Si vous en avez marre d’être à côté de la plaque sur les questions de transidentité, ce podcast de Soif de Sens devrait vous aider. Lexie, militante transgenre, assignée garçon à la naissance, raconte son parcours et sa transition.
« La prison en France, c’est le Club Med ! »
🎄 Aïe, même au moment de la bûche, ça coince. Et là encore, on peut sortir les chiffres : la prison c’est tellement bien que la France a été condamnée 8 fois en 10 ans par la Cour Européenne des droits de l’Homme pour ses conditions indignes de détention. Et du côté de chez nous, ça n’est pas bien mieux : le tribunal administratif de Bordeaux a examiné la demande présentée par le Barreau de Bordeaux, l’Observatoire international des prisons (OIP) et l’association pour la défense des droits des détenus. Leur souhait ? Que le juge prennent des mesures en urgence pour améliorer le sort des détenus du centre pénitentiaire de Bordeaux-Gradignan.

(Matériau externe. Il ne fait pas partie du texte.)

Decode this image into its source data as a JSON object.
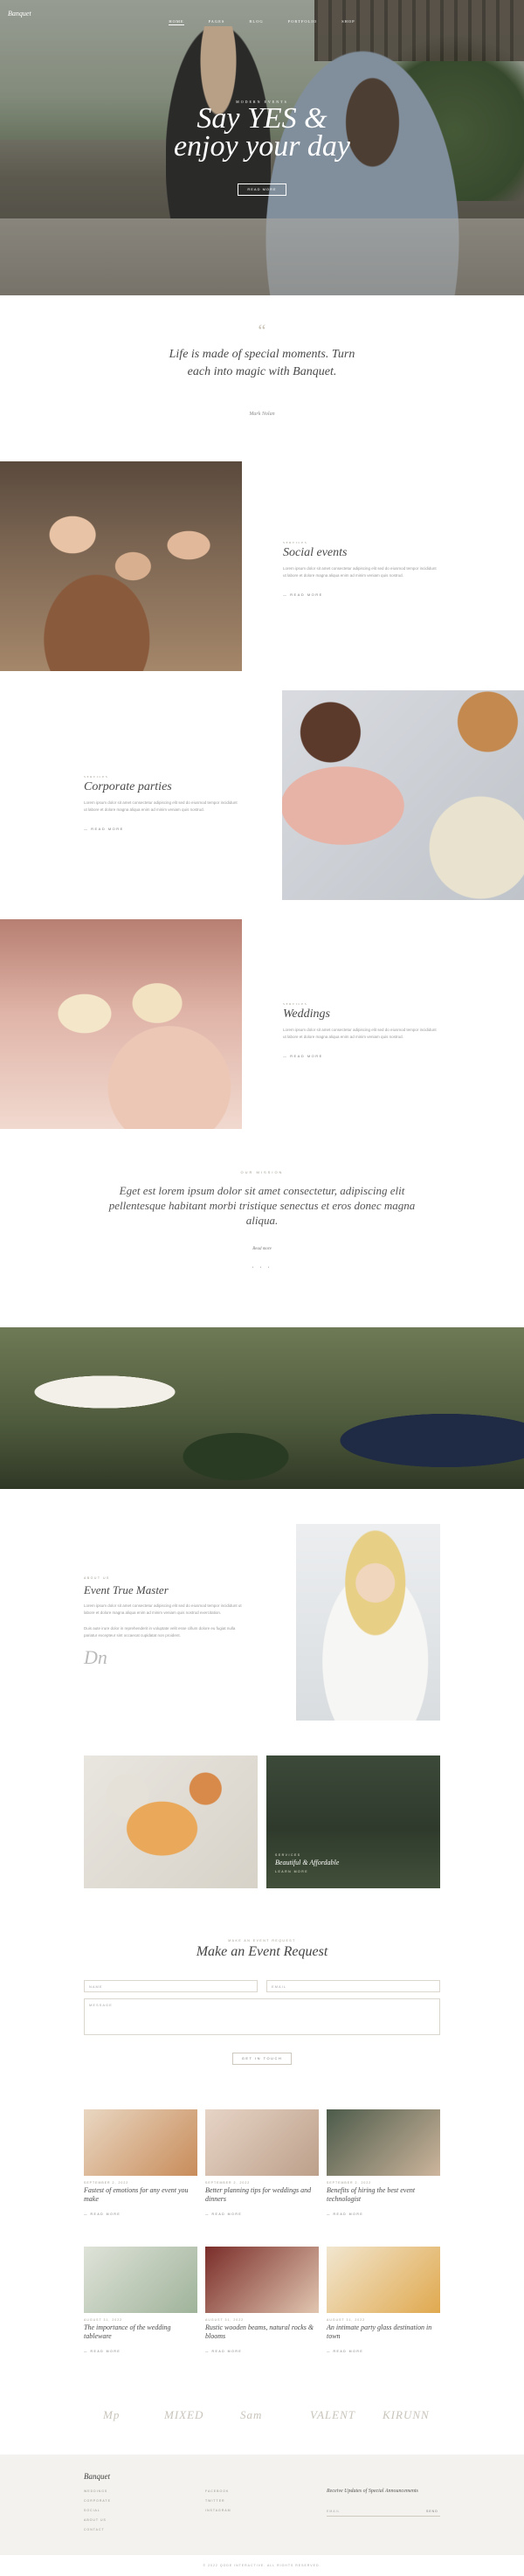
{
  "header": {
    "logo": "Banquet",
    "nav": [
      "Home",
      "Pages",
      "Blog",
      "Portfolio",
      "Shop"
    ]
  },
  "hero": {
    "kicker": "Modern Events",
    "title_line1": "Say YES &",
    "title_line2": "enjoy your day",
    "button": "Read More"
  },
  "quote": {
    "mark": "“",
    "text": "Life is made of special moments. Turn each into magic with Banquet.",
    "author": "Mark Nolan"
  },
  "services": [
    {
      "kicker": "Services",
      "title": "Social events",
      "desc": "Lorem ipsum dolor sit amet consectetur adipiscing elit sed do eiusmod tempor incididunt ut labore et dolore magna aliqua enim ad minim veniam quis nostrud.",
      "more": "Read More"
    },
    {
      "kicker": "Services",
      "title": "Corporate parties",
      "desc": "Lorem ipsum dolor sit amet consectetur adipiscing elit sed do eiusmod tempor incididunt ut labore et dolore magna aliqua enim ad minim veniam quis nostrud.",
      "more": "Read More"
    },
    {
      "kicker": "Services",
      "title": "Weddings",
      "desc": "Lorem ipsum dolor sit amet consectetur adipiscing elit sed do eiusmod tempor incididunt ut labore et dolore magna aliqua enim ad minim veniam quis nostrud.",
      "more": "Read More"
    }
  ],
  "mission": {
    "kicker": "Our Mission",
    "text": "Eget est lorem ipsum dolor sit amet consectetur, adipiscing elit pellentesque habitant morbi tristique senectus et eros donec magna aliqua.",
    "link": "Read more",
    "dots": "• • •"
  },
  "master": {
    "kicker": "About Us",
    "title": "Event True Master",
    "desc1": "Lorem ipsum dolor sit amet consectetur adipiscing elit sed do eiusmod tempor incididunt ut labore et dolore magna aliqua enim ad minim veniam quis nostrud exercitation.",
    "desc2": "Duis aute irure dolor in reprehenderit in voluptate velit esse cillum dolore eu fugiat nulla pariatur excepteur sint occaecat cupidatat non proident.",
    "signature": "Dn"
  },
  "duo": {
    "sub": "Services",
    "title": "Beautiful & Affordable",
    "tag": "Learn More"
  },
  "request": {
    "kicker": "Make an Event Request",
    "title": "Make an Event Request",
    "name_placeholder": "Name",
    "email_placeholder": "Email",
    "message_placeholder": "Message",
    "send": "Get in Touch"
  },
  "blog": [
    {
      "date": "September 2, 2022",
      "title": "Fastest of emotions for any event you make",
      "more": "Read More"
    },
    {
      "date": "September 2, 2022",
      "title": "Better planning tips for weddings and dinners",
      "more": "Read More"
    },
    {
      "date": "September 2, 2022",
      "title": "Benefits of hiring the best event technologist",
      "more": "Read More"
    },
    {
      "date": "August 31, 2022",
      "title": "The importance of the wedding tableware",
      "more": "Read More"
    },
    {
      "date": "August 31, 2022",
      "title": "Rustic wooden beams, natural rocks & blooms",
      "more": "Read More"
    },
    {
      "date": "August 31, 2022",
      "title": "An intimate party glass destination in town",
      "more": "Read More"
    }
  ],
  "logos": [
    "Mp",
    "MIXED",
    "Sam",
    "VALENT",
    "KIRUNN"
  ],
  "footer": {
    "brand": "Banquet",
    "col1": [
      "Weddings",
      "Corporate",
      "Social",
      "About Us",
      "Contact"
    ],
    "col2": [
      "Facebook",
      "Twitter",
      "Instagram"
    ],
    "newsletter": "Receive Updates of Special Announcements",
    "email_placeholder": "Email",
    "send": "Send",
    "copyright": "© 2022 Qode Interactive. All rights reserved."
  }
}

Et si les conditions de vie des personnes privées de liberté, à chez Far Ouest on a sorti une newsletter sur les CRA, les centres de rétention administrative, des prisons qui n’en portent pas le nom.
On vous souhaite de sortir indemne de ces “débats” et de profiter des bons côtés de vos proches, histoire que ça ne finisse pas en défaite de famille.